Le Jardin des dieux/Le Chapelet de jasmin/Le Corsaire
LE CORSAIRE
Alger, comme je goûte encore en te voyant
D’une ardeur qui, ce soir, touche à la volupté
L’implacable couleur de ton ciel flamboyant
Sur tes bazars, de pourpre et de cuivre irrités.
Tes terrasses de chaux descendent vers la mer…
Voici les canons turcs où s’est tant accoudé
Mon rêve empreint de sel et de souffles amers,
Et je revois flamber les longs jardins du dey.
Peu m’importe qu’avec une âpre autorité
Les sirènes, là-bas, croisent leurs cris ardents,
Je suis si bien devant ton golfe de clarté
À l’abri du brumeux et du vieil Occident.

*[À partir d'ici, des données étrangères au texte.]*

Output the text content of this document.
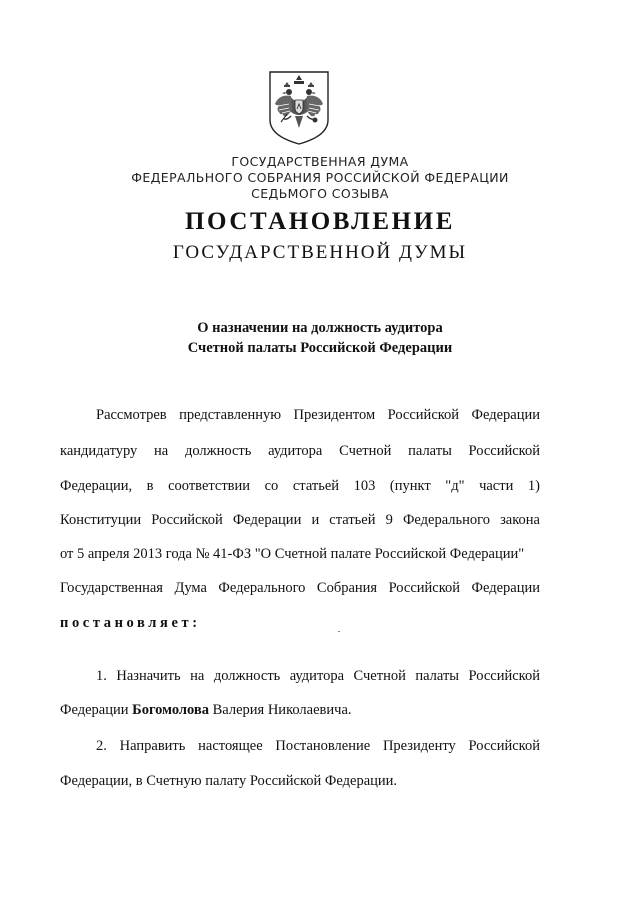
ГОСУДАРСТВЕННАЯ ДУМА
ФЕДЕРАЛЬНОГО СОБРАНИЯ РОССИЙСКОЙ ФЕДЕРАЦИИ
СЕДЬМОГО СОЗЫВА
ПОСТАНОВЛЕНИЕ
ГОСУДАРСТВЕННОЙ ДУМЫ
О назначении на должность аудитора
Счетной палаты Российской Федерации
Рассмотрев представленную Президентом Российской Федерации
кандидатуру на должность аудитора Счетной палаты Российской
Федерации, в соответствии со статьей 103 (пункт "д" части 1)
Конституции Российской Федерации и статьей 9 Федерального закона
от 5 апреля 2013 года № 41-ФЗ "О Счетной палате Российской Федерации"
Государственная Дума Федерального Собрания Российской Федерации
постановляет:
1. Назначить на должность аудитора Счетной палаты Российской
Федерации Богомолова Валерия Николаевича.
2. Направить настоящее Постановление Президенту Российской
Федерации, в Счетную палату Российской Федерации.
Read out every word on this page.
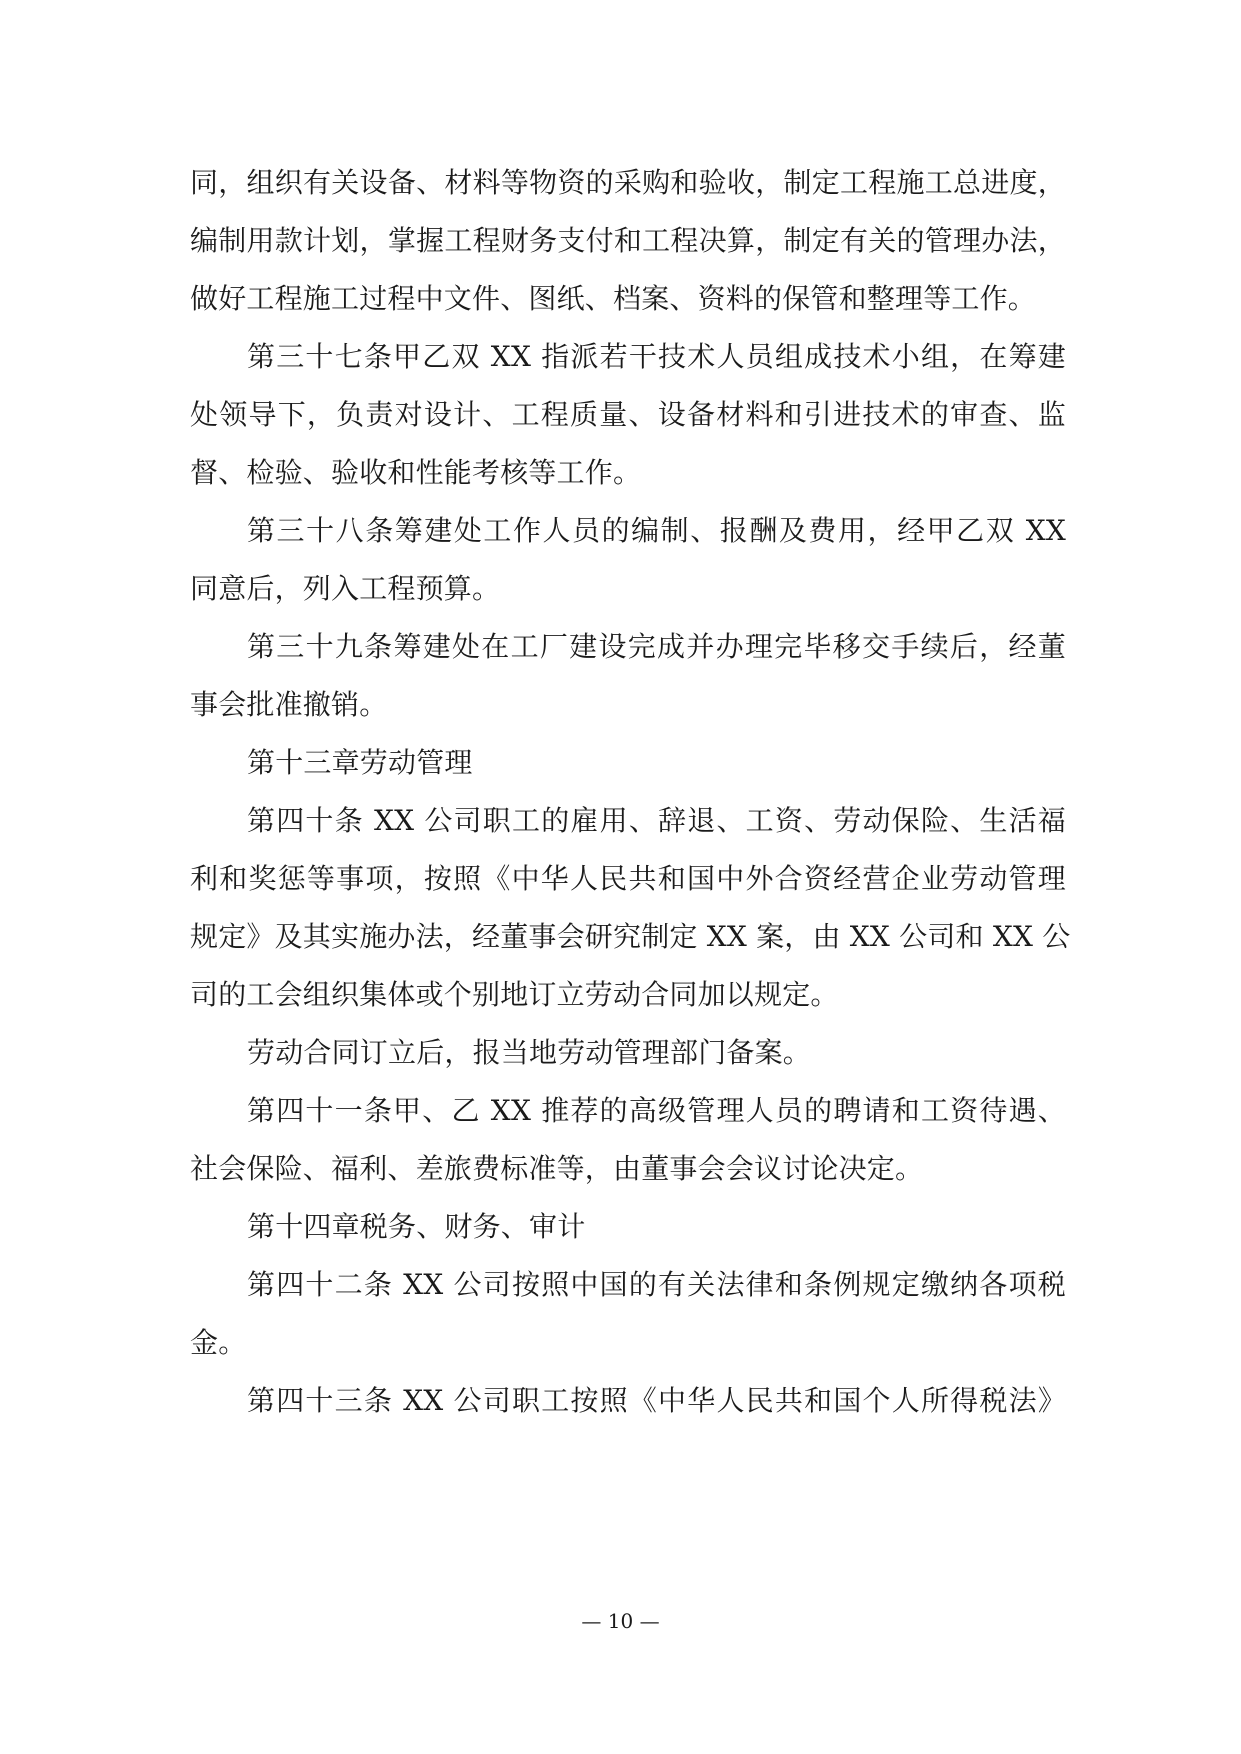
同，组织有关设备、材料等物资的采购和验收，制定工程施工总进度，
编制用款计划，掌握工程财务支付和工程决算，制定有关的管理办法，
做好工程施工过程中文件、图纸、档案、资料的保管和整理等工作。
第三十七条甲乙双 XX 指派若干技术人员组成技术小组，在筹建
处领导下，负责对设计、工程质量、设备材料和引进技术的审查、监
督、检验、验收和性能考核等工作。
第三十八条筹建处工作人员的编制、报酬及费用，经甲乙双 XX
同意后，列入工程预算。
第三十九条筹建处在工厂建设完成并办理完毕移交手续后，经董
事会批准撤销。
第十三章劳动管理
第四十条 XX 公司职工的雇用、辞退、工资、劳动保险、生活福
利和奖惩等事项，按照《中华人民共和国中外合资经营企业劳动管理
规定》及其实施办法，经董事会研究制定 XX 案，由 XX 公司和 XX 公
司的工会组织集体或个别地订立劳动合同加以规定。
劳动合同订立后，报当地劳动管理部门备案。
第四十一条甲、乙 XX 推荐的高级管理人员的聘请和工资待遇、
社会保险、福利、差旅费标准等，由董事会会议讨论决定。
第十四章税务、财务、审计
第四十二条 XX 公司按照中国的有关法律和条例规定缴纳各项税
金。
第四十三条 XX 公司职工按照《中华人民共和国个人所得税法》
— 10 —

Rien ici, désormais, qui me borne ou m’enserre
Et devant ton accueil d’azur et d’infini
Je suis lourd de ma proie, ainsi que ce corsaire
Qui regagne, apaisé, les chaleurs de son nid.
Tes grappes de jasmin pendent à mes oreilles.

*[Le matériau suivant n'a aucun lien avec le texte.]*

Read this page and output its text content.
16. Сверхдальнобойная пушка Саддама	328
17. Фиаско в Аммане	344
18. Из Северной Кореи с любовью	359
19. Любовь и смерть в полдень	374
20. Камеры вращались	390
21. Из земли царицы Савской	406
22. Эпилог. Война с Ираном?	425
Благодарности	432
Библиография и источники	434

Au milieu des jardins que la lune ennoblit,
Maigre d’amour, j’anime une flûte pareille
Aux pipes où la chair puise un si vaste oubli.
Et faisant voisiner dans ma large ceinture
Le lourd chapelet d’ambre avec les crosses d’or,
Je suis bien le corsaire aux fameuses captures
Qui, dur seigneur des mers, favori de la Mort,
Oubliant le fracas des royales bombardes
Et le gémissement des captifs écorchés,
Descend à l’heure bleue où son harem se farde
Errer dans ses jardins sous la lune penchés,
Sans entendre gronder derrière lui, dans l’ombre
Où ses babouches font leur glissement léger,
La pesante clameur de ses crimes sans nombre
Que couvre la chanson d’un rossignol caché.